От Крылова вдруг можно перейти к другой стороне нашей поэзии — сатирической. У нас у всех много иронии. Она видна в наших пословицах и песнях и, что всего изумительнее, часто там, где видимо страждет душа и не расположена вовсе к веселости. Глубина этой самобытной иронии еще пред нами не разоблачилась, потому что, воспитываясь всеми европейскими воспитаниями, мы и тут отдалились от родного корня. Наклонность к иронии, однако ж, удержалась, хотя и не в той форме. Трудно найти русского человека, в котором бы не соединялось, вместе с уменьем пред чем-нибудь истинно возблагоговеть,— свойство — над чем-нибудь истинно посмеяться... В разные эпохи появлялось у нас множество сатир, эпиграмм, насмешливых перелицовок наизнанку известнейших произведений и всякого рода пародий едких, злых, которые останутся, вероятно, всегда в рукописях и в которых всюду видна большая сила... Но сатира скоро попросила себе поприща обширнейшего и перешла в драму.
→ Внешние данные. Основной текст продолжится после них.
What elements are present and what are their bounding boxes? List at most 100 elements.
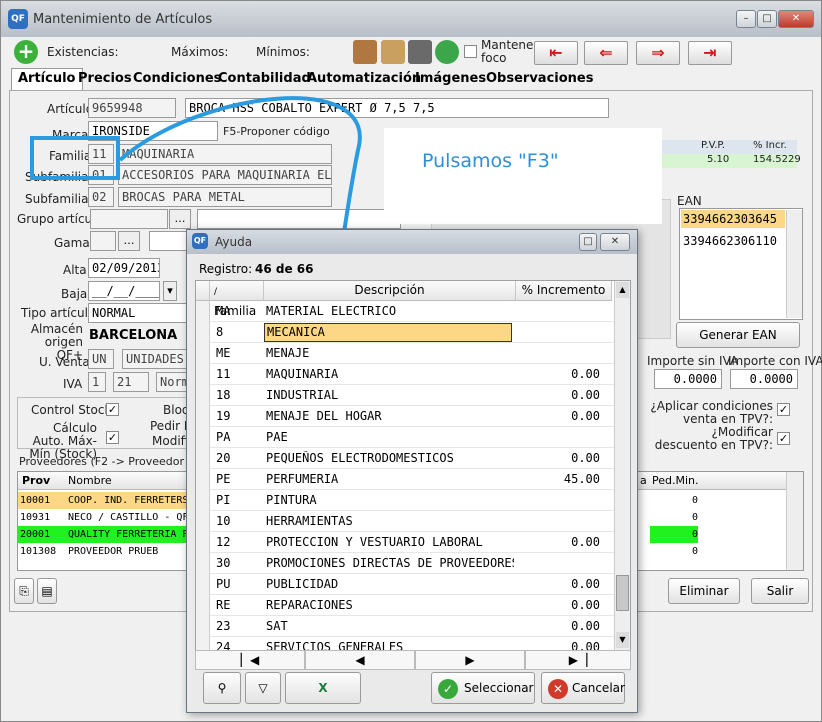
familia-desc: PINTURA (266, 493, 317, 507)
familia-desc: MAQUINARIA (266, 367, 339, 381)
col-descripcion-header[interactable]: Descripción (264, 281, 516, 301)
table-row[interactable]: 20 PEQUEÑOS ELECTRODOMESTICOS 0.00 (196, 448, 614, 469)
row-indicator (196, 532, 210, 553)
scroll-down-icon[interactable]: ▼ (616, 632, 629, 648)
table-body: MA MATERIAL ELECTRICO 8 MECANICA ME MENAJE 11 M… (196, 301, 614, 651)
table-row[interactable]: 10 HERRAMIENTAS (196, 511, 614, 532)
familia-code: 20 (216, 451, 231, 465)
familia-desc: MATERIAL ELECTRICO (266, 304, 397, 318)
familia-desc: PEQUEÑOS ELECTRODOMESTICOS (266, 451, 454, 465)
row-indicator (196, 406, 210, 427)
familia-incremento: 0.00 (571, 577, 600, 591)
row-indicator (196, 385, 210, 406)
cancelar-label: Cancelar (572, 681, 625, 695)
dialog-maximize-button[interactable]: □ (579, 233, 597, 251)
familia-incremento: 0.00 (571, 451, 600, 465)
familia-desc: PUBLICIDAD (266, 577, 339, 591)
col-familia-header[interactable]: ∕ Familia (210, 281, 264, 318)
familia-code: 8 (216, 325, 224, 339)
familia-incremento: 0.00 (571, 388, 600, 402)
familia-desc: INDUSTRIAL (266, 388, 339, 402)
ayuda-dialog: QF Ayuda □ ✕ Registro: 46 de 66 ∕ Famili… (186, 229, 638, 713)
familia-code: RE (216, 598, 231, 612)
dialog-title-bar: QF Ayuda □ ✕ (187, 230, 637, 254)
familia-code: 10 (216, 514, 231, 528)
table-row[interactable]: 8 MECANICA (196, 322, 614, 343)
cancelar-button[interactable]: ✕ Cancelar (541, 672, 625, 704)
registro-value: 46 de 66 (255, 262, 314, 276)
familia-desc: REPARACIONES (266, 598, 353, 612)
familia-code: PI (216, 493, 231, 507)
registro-label: Registro: (199, 262, 253, 276)
familia-code: 30 (216, 556, 231, 570)
table-row[interactable]: 12 PROTECCION Y VESTUARIO LABORAL 0.00 (196, 532, 614, 553)
dialog-title: Ayuda (215, 235, 253, 249)
scroll-up-icon[interactable]: ▲ (616, 282, 629, 298)
row-indicator (196, 553, 210, 574)
table-row[interactable]: PE PERFUMERIA 45.00 (196, 469, 614, 490)
familia-code: 19 (216, 409, 231, 423)
row-indicator (196, 574, 210, 595)
dialog-close-button[interactable]: ✕ (600, 233, 630, 251)
first-page-button[interactable]: ▏◀ (195, 650, 305, 670)
familia-code: 12 (216, 535, 231, 549)
familia-desc: HERRAMIENTAS (266, 514, 353, 528)
cancel-icon: ✕ (548, 679, 568, 699)
row-indicator (196, 490, 210, 511)
table-row[interactable]: PA PAE (196, 427, 614, 448)
familia-code: PA (216, 430, 231, 444)
familia-code: 23 (216, 619, 231, 633)
familia-incremento: 0.00 (571, 619, 600, 633)
row-indicator (196, 469, 210, 490)
seleccionar-button[interactable]: ✓ Seleccionar (431, 672, 535, 704)
familia-code: MA (216, 304, 231, 318)
table-row[interactable]: MA MATERIAL ELECTRICO (196, 301, 614, 322)
table-row[interactable]: 19 MENAJE DEL HOGAR 0.00 (196, 406, 614, 427)
row-indicator (196, 301, 210, 322)
col-incremento-header[interactable]: % Incremento (516, 281, 612, 301)
row-indicator (196, 616, 210, 637)
table-row[interactable]: 11 MAQUINARIA 0.00 (196, 364, 614, 385)
table-row[interactable]: PI PINTURA (196, 490, 614, 511)
table-scrollbar[interactable]: ▲ ▼ (614, 281, 630, 651)
familia-desc: MECANICA (264, 323, 512, 342)
familia-incremento: 0.00 (571, 367, 600, 381)
check-icon: ✓ (438, 679, 458, 699)
row-indicator (196, 343, 210, 364)
row-indicator (196, 364, 210, 385)
excel-icon[interactable]: X (285, 672, 361, 704)
familia-desc: MENAJE DEL HOGAR (266, 409, 382, 423)
familia-code: PU (216, 577, 231, 591)
dialog-logo-icon: QF (192, 233, 208, 249)
familia-incremento: 0.00 (571, 598, 600, 612)
table-row[interactable]: 18 INDUSTRIAL 0.00 (196, 385, 614, 406)
table-row[interactable]: 23 SAT 0.00 (196, 616, 614, 637)
familia-code: 18 (216, 388, 231, 402)
familia-code: ME (216, 346, 231, 360)
familia-code: 11 (216, 367, 231, 381)
familia-incremento: 0.00 (571, 409, 600, 423)
row-indicator (196, 511, 210, 532)
table-row[interactable]: RE REPARACIONES 0.00 (196, 595, 614, 616)
familia-desc: PROTECCION Y VESTUARIO LABORAL (266, 535, 483, 549)
seleccionar-label: Seleccionar (464, 681, 534, 695)
row-indicator (196, 448, 210, 469)
table-row[interactable]: PU PUBLICIDAD 0.00 (196, 574, 614, 595)
familia-code: PE (216, 472, 231, 486)
familia-desc: MENAJE (266, 346, 310, 360)
table-row[interactable]: 30 PROMOCIONES DIRECTAS DE PROVEEDORES (196, 553, 614, 574)
familia-desc: PAE (266, 430, 288, 444)
prev-page-button[interactable]: ◀ (305, 650, 415, 670)
row-indicator (196, 595, 210, 616)
binoculars-icon[interactable]: ⚲ (203, 672, 241, 704)
last-page-button[interactable]: ▶▕ (525, 650, 631, 670)
row-indicator (196, 322, 210, 343)
familia-desc: SAT (266, 619, 288, 633)
table-row[interactable]: ME MENAJE (196, 343, 614, 364)
familia-incremento: 0.00 (571, 535, 600, 549)
next-page-button[interactable]: ▶ (415, 650, 525, 670)
scroll-thumb[interactable] (616, 575, 629, 611)
familia-table: ∕ Familia Descripción % Incremento MA MAT… (195, 280, 631, 652)
familia-desc: PERFUMERIA (266, 472, 339, 486)
filter-icon[interactable]: ▽ (245, 672, 281, 704)
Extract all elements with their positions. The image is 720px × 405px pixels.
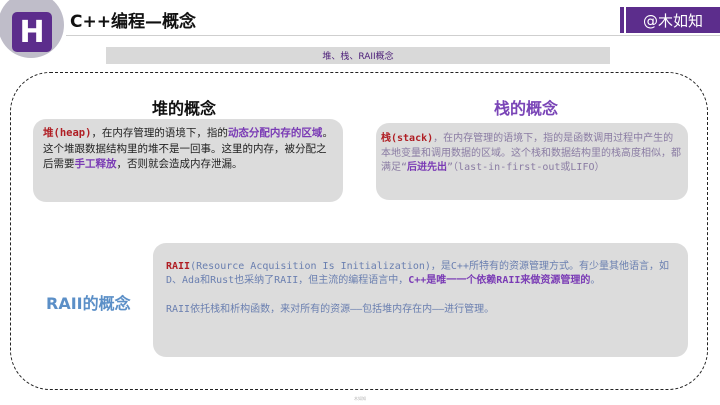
stack-title: 栈的概念 — [494, 99, 559, 118]
title-divider — [66, 35, 720, 36]
heap-text-3: ，否则就会造成内存泄漏。 — [116, 158, 243, 170]
stack-card: 栈(stack)，在内存管理的语境下，指的是函数调用过程中产生的本地变量和调用数… — [376, 123, 688, 200]
brand-badge: @木如知 — [626, 7, 720, 33]
raii-card: RAII(Resource Acquisition Is Initializat… — [153, 243, 688, 357]
brand-accent-bar — [620, 7, 624, 33]
logo-letter: H — [19, 14, 45, 50]
stack-term: 栈(stack) — [381, 133, 434, 144]
raii-highlight: C++是唯一一个依赖RAII来做资源管理的 — [408, 275, 591, 286]
stack-highlight: 后进先出 — [407, 162, 448, 173]
heap-text-1: ，在内存管理的语境下，指的 — [91, 127, 228, 139]
raii-term: RAII — [166, 261, 191, 272]
raii-text: RAII(Resource Acquisition Is Initializat… — [166, 260, 675, 288]
footer-watermark: 木如知 — [354, 396, 366, 401]
stack-text: 栈(stack)，在内存管理的语境下，指的是函数调用过程中产生的本地变量和调用数… — [381, 132, 683, 176]
stack-text-2: ”（last-in-first-out或LIFO） — [447, 162, 605, 173]
raii-title: RAII的概念 — [46, 294, 131, 313]
raii-text-p2: RAII依托栈和析构函数，来对所有的资源——包括堆内存在内——进行管理。 — [166, 304, 495, 315]
raii-text-2: 。 — [590, 275, 601, 286]
page-title: C++编程—概念 — [70, 12, 196, 32]
heap-text: 堆(heap)，在内存管理的语境下，指的动态分配内存的区域。这个堆跟数据结构里的… — [43, 126, 333, 173]
heap-card: 堆(heap)，在内存管理的语境下，指的动态分配内存的区域。这个堆跟数据结构里的… — [33, 119, 343, 202]
logo: H — [12, 12, 52, 52]
heap-term: 堆(heap) — [43, 127, 92, 139]
heap-highlight-2: 手工释放 — [74, 158, 117, 170]
section-banner: 堆、栈、RAII概念 — [106, 47, 610, 64]
heap-highlight-1: 动态分配内存的区域 — [227, 127, 323, 139]
heap-title: 堆的概念 — [152, 99, 217, 118]
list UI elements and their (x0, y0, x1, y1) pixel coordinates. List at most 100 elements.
Театр начался у нас так же, как и повсюду, сначала подражаниями; потом стали пробиваться черты оригинальные. В трагедии явились нравственная сила и незнание человека под условием взятой эпохи и века; в комедии — легкие насмешки над смешными сторонами общества, без взгляда на душу человека... Но всё это побледнело перед двумя яркими произведениями: перед комедиями Фонвизина «Недоросль» и Грибоедова «Горе от ума», которые весьма остроумно назвал князь Вяземский двумя современными трагедиями. В них уже не легкие насмешки над смешными сторонами общества, но раны и болезни нашего общества, тяжелые злоупотребления внутренние, которые беспощадною силою иронии выставлены в очевидности потрясающей. Обе комедии взяли две разные эпохи. Одна поразила болезни от непросвещения, другая — от дурно понятого просвещения.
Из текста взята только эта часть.